En prendre acte, c’est repenser les liens entre parentalité, travail et égalité réelle. Ce qui suppose entre autres :
● Des parcours professionnels plus fluides : malgré des progrès, les femmes accèdent encore difficilement aux postes à responsabilité. Il faut leur ouvrir plus tôt les espaces de décision, avant que les contraintes familiales ne pèsent, pour leur permettre un véritable choix et faciliter leur retour.
Quand une femme en responsabilité prend un congé maternité, la question devient concrète et oblige le collectif à s’adapter. Ce qui était vécu seule peut alors devenir un enjeu partagé, et un levier de transformation.
● Agir contre la pénalité maternelle : cinq ans après une naissance, les femmes ont en moyenne perdu 20% de leur revenu, quand les hommes en ont gagné 5% de plus. Le temps partiel touche 31% des mères contre 3% des pères. La maternité creuse les inégalités, comme l’a montré Claudia Goldin, prix Nobel d’économie. L’arrivée d’un enfant est un catalyseur d’inégalités si l’on ne s’en empare pas politiquement.
● Promouvoir de nouvelles représentations : Il existe d’autres modèles que celui, encore dominant, où les hommes poursuivent leur engagement pendant que les femmes se mettent en retrait. Jacinda Ardern a appris sa grossesse le jour de son élection comme Première ministre. Tout au long de son mandat, elle a assumé une maternité visible au plus haut niveau, jusqu’à siéger à l’ONU avec son nourrisson dans les bras.
À Poitiers, Léonore Moncond’huy a cumulé, le temps d’un mandat, les fonctions de maire et de mère, révélant au passage le vide juridique entourant le congé maternité des élues. Ces figures contribuent à normaliser l’idée qu’on peut être mère d’enfant en bas âge et exercer des fonctions de haute responsabilité.

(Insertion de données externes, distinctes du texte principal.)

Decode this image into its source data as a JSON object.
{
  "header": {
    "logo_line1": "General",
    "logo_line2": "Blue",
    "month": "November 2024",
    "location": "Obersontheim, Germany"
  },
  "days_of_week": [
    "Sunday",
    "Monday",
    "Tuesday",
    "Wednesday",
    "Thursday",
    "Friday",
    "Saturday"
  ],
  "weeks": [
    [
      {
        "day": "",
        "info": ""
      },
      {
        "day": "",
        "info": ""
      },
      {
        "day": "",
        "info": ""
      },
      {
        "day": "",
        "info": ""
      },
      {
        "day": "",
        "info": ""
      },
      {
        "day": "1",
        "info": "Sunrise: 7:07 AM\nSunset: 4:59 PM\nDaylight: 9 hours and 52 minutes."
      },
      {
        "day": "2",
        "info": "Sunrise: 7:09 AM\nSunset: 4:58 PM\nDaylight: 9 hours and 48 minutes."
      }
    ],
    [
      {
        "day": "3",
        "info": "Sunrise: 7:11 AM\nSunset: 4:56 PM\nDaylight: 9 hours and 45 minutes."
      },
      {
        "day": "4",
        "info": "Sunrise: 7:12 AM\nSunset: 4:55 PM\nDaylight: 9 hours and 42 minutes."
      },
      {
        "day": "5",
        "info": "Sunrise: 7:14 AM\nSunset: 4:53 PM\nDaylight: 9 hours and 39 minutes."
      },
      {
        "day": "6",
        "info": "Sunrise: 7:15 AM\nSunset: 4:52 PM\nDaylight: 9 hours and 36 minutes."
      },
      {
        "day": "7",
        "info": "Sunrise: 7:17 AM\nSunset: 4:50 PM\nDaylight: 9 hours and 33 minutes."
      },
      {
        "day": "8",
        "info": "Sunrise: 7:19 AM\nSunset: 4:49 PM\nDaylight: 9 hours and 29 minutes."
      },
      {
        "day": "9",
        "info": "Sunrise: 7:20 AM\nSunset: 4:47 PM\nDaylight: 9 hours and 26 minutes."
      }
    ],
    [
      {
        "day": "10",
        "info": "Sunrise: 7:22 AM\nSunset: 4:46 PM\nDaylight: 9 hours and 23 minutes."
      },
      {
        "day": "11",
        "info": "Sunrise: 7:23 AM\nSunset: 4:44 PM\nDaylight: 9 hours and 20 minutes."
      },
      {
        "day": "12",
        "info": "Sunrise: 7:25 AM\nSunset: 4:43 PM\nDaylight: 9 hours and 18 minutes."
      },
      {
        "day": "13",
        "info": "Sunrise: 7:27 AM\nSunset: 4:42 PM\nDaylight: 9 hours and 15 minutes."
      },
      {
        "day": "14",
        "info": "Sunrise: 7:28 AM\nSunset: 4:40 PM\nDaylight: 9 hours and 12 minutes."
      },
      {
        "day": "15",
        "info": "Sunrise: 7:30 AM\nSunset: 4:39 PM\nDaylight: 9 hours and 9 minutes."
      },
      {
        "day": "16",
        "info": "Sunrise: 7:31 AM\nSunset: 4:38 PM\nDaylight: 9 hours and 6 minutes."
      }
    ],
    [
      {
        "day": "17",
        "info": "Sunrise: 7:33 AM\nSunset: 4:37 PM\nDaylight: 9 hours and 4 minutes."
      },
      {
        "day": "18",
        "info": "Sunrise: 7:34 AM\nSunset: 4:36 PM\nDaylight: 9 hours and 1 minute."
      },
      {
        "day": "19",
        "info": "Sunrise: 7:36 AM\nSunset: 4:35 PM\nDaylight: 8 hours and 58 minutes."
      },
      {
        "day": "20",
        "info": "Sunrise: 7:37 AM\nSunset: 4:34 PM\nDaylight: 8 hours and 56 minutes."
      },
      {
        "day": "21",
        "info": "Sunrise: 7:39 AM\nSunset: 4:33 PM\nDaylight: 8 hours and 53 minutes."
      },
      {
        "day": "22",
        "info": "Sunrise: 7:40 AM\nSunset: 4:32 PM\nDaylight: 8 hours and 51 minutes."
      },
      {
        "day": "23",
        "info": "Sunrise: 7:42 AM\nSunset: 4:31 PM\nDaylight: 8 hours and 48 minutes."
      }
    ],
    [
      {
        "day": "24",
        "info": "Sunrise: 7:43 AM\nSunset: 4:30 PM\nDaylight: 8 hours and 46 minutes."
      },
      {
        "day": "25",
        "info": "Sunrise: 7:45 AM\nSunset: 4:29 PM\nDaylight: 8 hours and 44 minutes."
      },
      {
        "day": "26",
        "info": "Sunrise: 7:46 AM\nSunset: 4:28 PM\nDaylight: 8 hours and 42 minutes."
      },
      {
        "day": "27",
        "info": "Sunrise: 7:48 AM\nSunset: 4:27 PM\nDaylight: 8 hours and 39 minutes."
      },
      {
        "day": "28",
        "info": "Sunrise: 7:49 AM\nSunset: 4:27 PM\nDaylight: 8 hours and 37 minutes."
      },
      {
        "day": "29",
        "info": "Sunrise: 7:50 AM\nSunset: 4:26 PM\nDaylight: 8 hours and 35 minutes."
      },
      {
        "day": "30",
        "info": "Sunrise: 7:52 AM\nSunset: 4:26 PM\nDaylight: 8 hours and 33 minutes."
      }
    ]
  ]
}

● Valoriser l’expérience de la parentalité : se consacrer à la maternité, c’est forger dans le soin quotidien des compétences précieuses : écoute, gestion du stress, sens des priorités. Ainsi, permettre aux parents de s’absenter sans culpabilité, c’est leur garantir un retour légitime et renforcer l’intelligence collective du mouvement.
« Tout un village pour élever un enfant »
Travailler ou militer en portant la culpabilité de ne jamais en faire assez, ni au travail, ni auprès des enfants, est un poison silencieux. Cette charge mentale épuise autant que la fatigue physique. Le véritable enjeu, c’est de libérer les parents de cette culpabilité en y répondant par des politiques internes de parentalité :
– Des jours de congé supplémentaires pour les parents, faciliter les retours progressifs, des entretiens de suivi au retour ;
– Des rythmes de travail adaptés, avec, c’est bien connu, des réunions évitant les heures critiques. Des emplois du temps pensés pour mieux répartir la charge et le volume horaire, notamment une semaine sur deux pour les parents en garde partagée ;
– Et une acceptation collective de la présence d’enfants dans les bureaux, comme une réalité normale de la vie militante.
Et pourquoi ne pas aller plus loin, en organisant collectivement des solutions de garde ? Typiquement, des solutions ponctuelles lors d’AG stratégiques, organiser un roulement de congés parentaux pour garder les enfants à tour de rôle, voire même une micro crèche inter-organisations au cœur du Petit Bayonne, ouverte aussi aux enfants du quartier.
Un mouvement capable de s’adapter à la parentalité de ses membres sera aussi mieux préparé à accompagner d’autres choix de vie essentiels : prendre soin d’un proche dépendant, accompagner des parents vieillissants… Prendre soin est un acte politique. Nos espaces d’engagement doivent en tenir compte, en offrant du temps, de la souplesse, et en valorisant ces responsabilités. C’est ainsi que nos valeurs de solidarité prennent sens, en commençant par celles et ceux qui nous entourent.